Ça remplace l’empreinte carbone ?
Selon certains écologistes : non, ça ne la remplace pas, ça la complète et la nuance. Même si le bilan carbone en dit beaucoup sur nos habitudes, il manque de tonalité : une personne qui a pris l’avion dans l’année ne pollue pas forcément plus qu’une personne qui se rend à son travail à pied, même si son empreinte carbone est plus grande. Vous ne voyez pas comment ?
Maintenant, considérez que la première personne est un climatologue qui a voyagé pour donner une conférence et sensibiliser des centaines de personnes aux dangers des émissions de gaz à effet de serre, alors que la seconde travaille pour un énorme groupe pétrolier. Vous visualisez mieux l’importance de la nuance ?

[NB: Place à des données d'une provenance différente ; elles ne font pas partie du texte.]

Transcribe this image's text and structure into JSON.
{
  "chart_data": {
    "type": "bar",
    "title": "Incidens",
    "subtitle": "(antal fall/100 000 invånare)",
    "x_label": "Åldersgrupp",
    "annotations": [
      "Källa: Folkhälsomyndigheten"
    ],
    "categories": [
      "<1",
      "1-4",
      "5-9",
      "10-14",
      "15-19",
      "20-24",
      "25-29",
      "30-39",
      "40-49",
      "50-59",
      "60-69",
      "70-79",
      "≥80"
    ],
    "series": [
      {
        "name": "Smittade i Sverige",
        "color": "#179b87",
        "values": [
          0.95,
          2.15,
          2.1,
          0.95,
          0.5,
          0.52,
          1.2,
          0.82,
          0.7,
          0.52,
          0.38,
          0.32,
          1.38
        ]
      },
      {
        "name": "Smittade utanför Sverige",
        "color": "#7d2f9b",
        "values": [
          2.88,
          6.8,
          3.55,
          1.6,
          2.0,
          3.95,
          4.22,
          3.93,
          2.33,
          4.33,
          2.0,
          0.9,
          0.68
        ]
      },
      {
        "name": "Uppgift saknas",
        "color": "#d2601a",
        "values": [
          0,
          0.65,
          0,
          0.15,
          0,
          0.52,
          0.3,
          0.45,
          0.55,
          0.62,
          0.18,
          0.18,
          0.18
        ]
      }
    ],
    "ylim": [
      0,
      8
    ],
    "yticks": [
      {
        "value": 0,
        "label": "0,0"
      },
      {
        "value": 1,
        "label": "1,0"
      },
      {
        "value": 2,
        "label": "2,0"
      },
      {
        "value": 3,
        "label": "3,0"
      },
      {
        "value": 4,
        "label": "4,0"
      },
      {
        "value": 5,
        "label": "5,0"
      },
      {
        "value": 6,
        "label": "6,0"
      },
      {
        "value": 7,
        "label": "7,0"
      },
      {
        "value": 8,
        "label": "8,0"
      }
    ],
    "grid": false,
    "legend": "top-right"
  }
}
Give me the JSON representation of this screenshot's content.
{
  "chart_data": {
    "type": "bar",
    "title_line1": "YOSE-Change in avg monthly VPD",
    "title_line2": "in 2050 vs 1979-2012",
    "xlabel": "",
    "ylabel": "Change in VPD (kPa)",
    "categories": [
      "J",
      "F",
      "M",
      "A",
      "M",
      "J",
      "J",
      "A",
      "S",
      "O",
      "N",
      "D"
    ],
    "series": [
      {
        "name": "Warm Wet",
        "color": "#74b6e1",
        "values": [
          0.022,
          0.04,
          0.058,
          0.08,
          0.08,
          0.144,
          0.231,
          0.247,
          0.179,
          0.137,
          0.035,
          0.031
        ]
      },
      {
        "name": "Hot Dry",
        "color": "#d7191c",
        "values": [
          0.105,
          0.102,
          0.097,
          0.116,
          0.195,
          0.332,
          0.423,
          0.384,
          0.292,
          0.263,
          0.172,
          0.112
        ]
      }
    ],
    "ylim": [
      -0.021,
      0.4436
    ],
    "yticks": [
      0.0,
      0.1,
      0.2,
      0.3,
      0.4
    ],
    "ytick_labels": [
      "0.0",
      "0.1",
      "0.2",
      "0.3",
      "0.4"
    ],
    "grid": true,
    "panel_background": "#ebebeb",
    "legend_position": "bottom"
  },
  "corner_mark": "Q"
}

Au-delà de ça, Pattee cherche aussi une forme de justice : selon elle, notre empreinte est « due à des forces indépendantes de notre volonté », puisque « Nous n’avons pas vraiment le contrôle sur la façon dont nos villes sont aménagées. (...) Nous ne choisissons pas non plus le pays dans lequel nous sommes nés ». Quand on vit dans un désert alimentaire, par exemple, ou que notre ville a un réseau de bus riquiqui, notre mode de vie pèse forcément plus lourd sur la planète, et on ne peut pas vraiment faire autrement en l’état.
Qu’est ce que ça change ?
L’ombre climatique adopte une vision plus collective et décentre l’effort. Si jusque-là, on avait tendance à se regarder soi, à faire son petit bilan carbone en fin d’année pour se rassurer ou déculpabiliser, la notion d’ombre climatique encourage davantage l’effet de groupe. Elle n’oublie pas les actions individuelles, mais elle souligne davantage les efforts personnels qui ont un effet sur les autres, qui encouragent les changements collectifs et influencent les groupes.
À titre d’exemple, votre bilan carbone s’améliore lorsque vous décidez de ne consommer plus qu’en circuit court, mais votre ombre climatique grandit quand vous en parlez à votre entourage, et que votre discours les motive, que ce soit sciemment ou pas.
Là où le bilan carbone se contente de quantifier la vertu, l’ombre climatique permet de sortir de ce cadre purement mathématique en incluant des notions d’éthique, d’exemplarité ou d’énergie consacrée à la Terre.
Donc ce truc là, c’est tout beau, tout vert ?
Non. Comme toutes les notions émergentes, l’ombre climatique a ses limites ! Bien que soutenue par plusieurs scientifiques, dont la climatologue Katharine Hayhoe, elle n’a pas encore fait l’objet d’un travail de révision par les pairs. De plus, les bilans carbone, pourtant célèbres, ont encore bien des lacunes dans leur mode de calcul : il serait utopique de penser que celui d’une notion aussi nébuleuse que l’ombre soit rapidement fiable et complet. Cela pourrait prendre plusieurs années, voire décennies.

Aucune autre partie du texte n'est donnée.